A former coworker left and started a startup. B2B SaaS. He was technically competent, had an MVP already built, and needed initial funding. "Can you put in 5 million won?"

My first reaction was "angel investing? Me? A regular salaried worker?" But looking into it, there's actually no legal minimum investment amount. 5 million won was a significant chunk of my savings, but it was an amount that wouldn't end my life if I lost it.

Invested in June 2025. Got 1.2% equity. (For that number to mean anything, the company would need to be worth several billion won.)

What I Checked Before Investing

Being a developer, I could at least do technical due diligence. I asked to see the codebase, and he actually showed it. Architecture was reasonable, and tech debt was at manageable levels. This is a judgment call a non-developer investor simply can't make.

But I later realized you can't just look at the tech. Market size, sales capability, burn rate, competitive landscape -- these weren't my area of expertise and were hard to evaluate. I asked questions about the business model, and my coworker's answers were brimming with confidence. "We'll hit 10 million won monthly revenue within six months." Confidence isn't evidence. I didn't know that at the time.

Six Months Later: Reality

Monthly revenue at the six-month mark was 2.3 million won. 23% of the target. 14 customer companies. The product was good, but sales weren't happening. That's when I learned that B2B products don't sell themselves just by being good.

Burn rate was 8 million won per month against 2.3 million in revenue -- they were eating through 5.7 million monthly. Total initial funding was 80 million, which meant they'd hit zero in about 14 months.

Got a message about opening an additional funding round. Was I in for more? Honestly, I was tempted. But having already committed 5 million, I decided the risk of adding more was too high. I said no.

The Developer-Investor Dilemma

Then came the ask to help with development. "Just a few hours on weekends." I helped at first. But it gradually expanded until I was spending entire weekend days on it.
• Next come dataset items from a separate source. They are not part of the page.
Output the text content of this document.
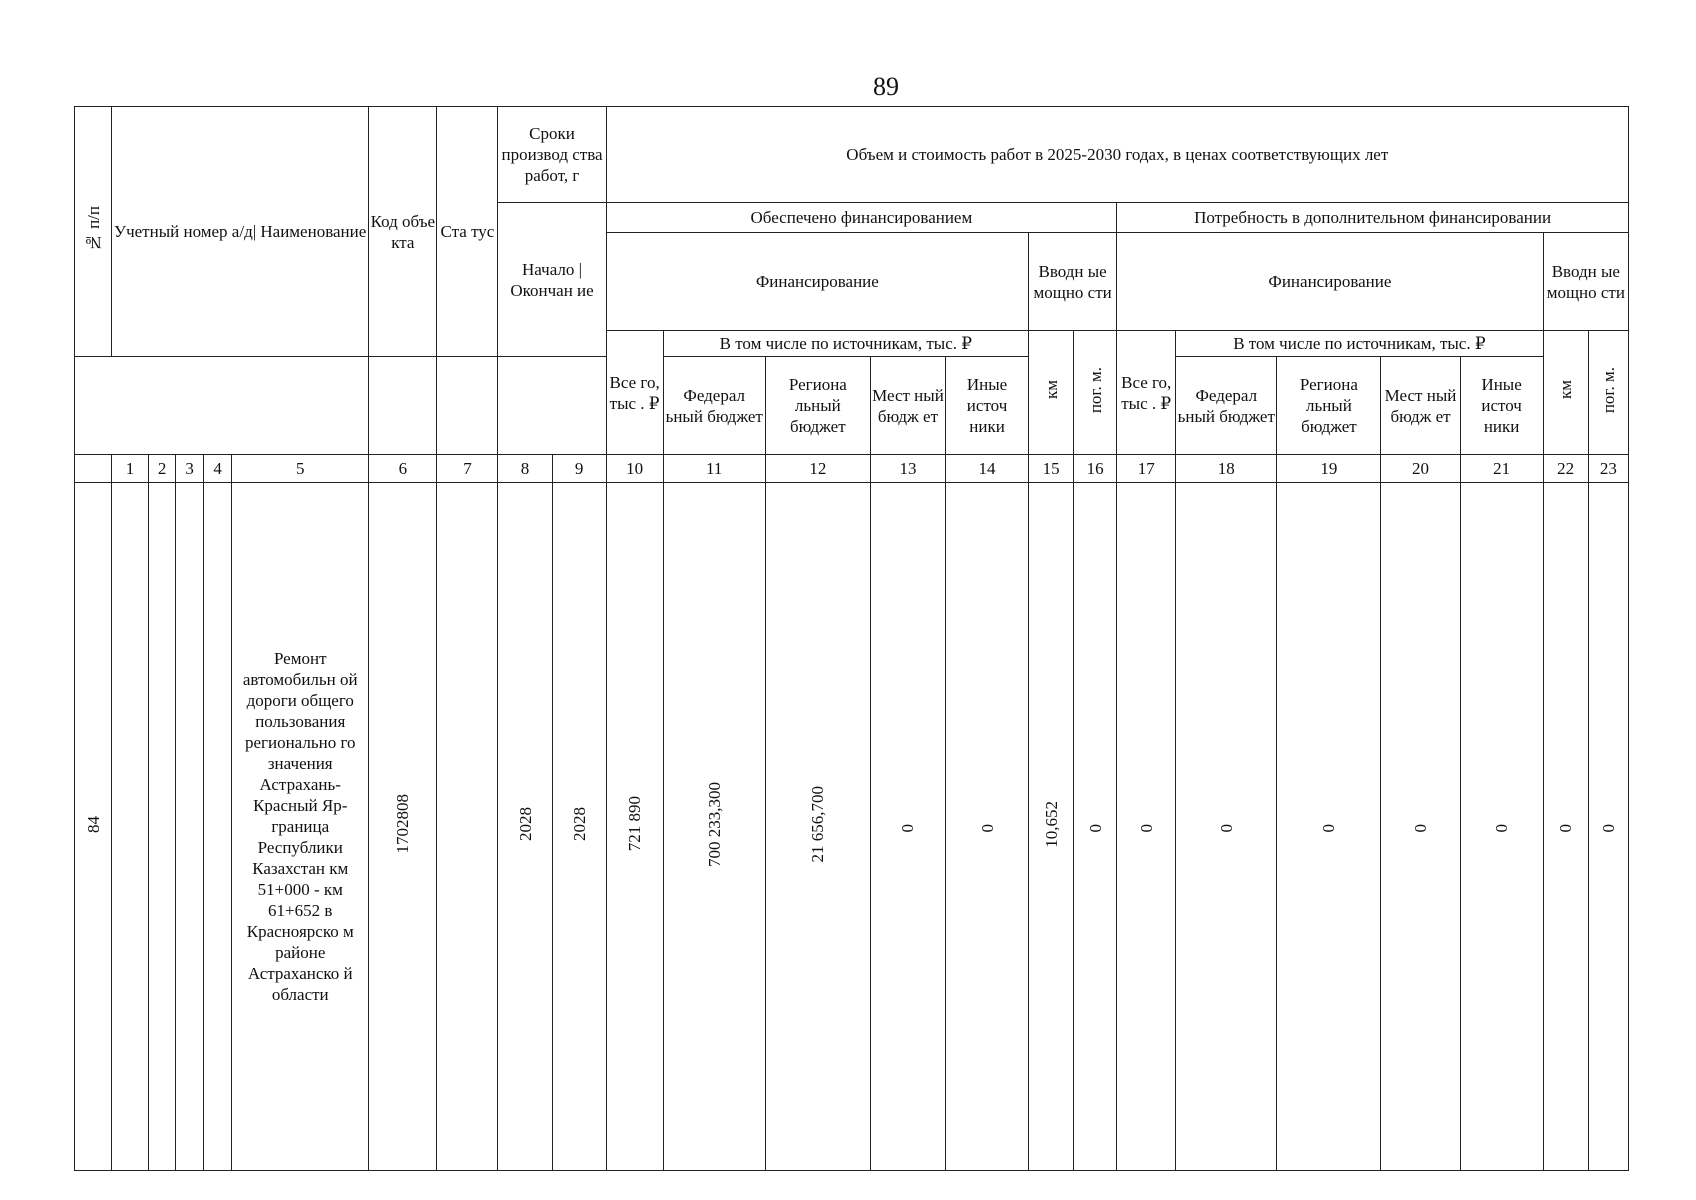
89
№ п/п	Учетный номер а/д| Наименование					Код объе кта	Ста тус	Сроки производ ства работ, г		Объем и стоимость работ в 2025-2030 годах, в ценах соответствующих лет													
								Начало | Окончан ие		Обеспечено финансированием							Потребность в дополнительном финансировании						
										Финансирование					Вводн ые мощно сти		Финансирование					Вводн ые мощно сти	
										Все го, тыс . ₽	В том числе по источникам, тыс. ₽				км	пог. м.	Все го, тыс . ₽	В том числе по источникам, тыс. ₽				км	пог. м.
											Федерал ьный бюджет	Региона льный бюджет	Мест ный бюдж ет	Иные источ ники				Федерал ьный бюджет	Региона льный бюджет	Мест ный бюдж ет	Иные источ ники		
	1	2	3	4	5	6	7	8	9	10	11	12	13	14	15	16	17	18	19	20	21	22	23
84					Ремонт автомобильн ой дороги общего пользования регионально го значения Астрахань- Красный Яр- граница Республики Казахстан км 51+000 - км 61+652 в Красноярско м районе Астраханско й области	1702808		2028	2028	721 890	700 233,300	21 656,700	0	0	10,652	0	0	0	0	0	0	0	0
I'd put money in, so I wanted the company to succeed -- which made it hard to say no. That was my mistake. Investment and labor are separate, but in small-scale angel investing, that boundary blurs. After three months I drew the line and said "I can't do this anymore," but the process made things a bit awkward between us.

(This is what happens when you invest in someone you know.)

One Year Later: Current Status

The company is still alive. They secured seed funding and extended their runway. Monthly revenue has climbed to 4.8 million. Still far from profitability, but the trajectory isn't bad.

Current value of my 5 million? Honestly, unknowable. Until the company IPOs or gets acquired, it's just a number on paper. Could be zero. Could be 50 million. That uncertainty is the essence of angel investing.

What I Learned

Angel investing should be done with truly spare cash. If losing 5 million keeps you up at night, don't do it. I could stomach it because losing that amount wouldn't affect my daily life.

Technical validation and business validation are separate things. As a developer, I could evaluate the tech, but I missed the market viability. Next time, I'll definitely get input from someone with business experience.

Investing in acquaintances carries relationship risk. Money issues can affect friendships. You need to assess whether the relationship can handle that before writing the check.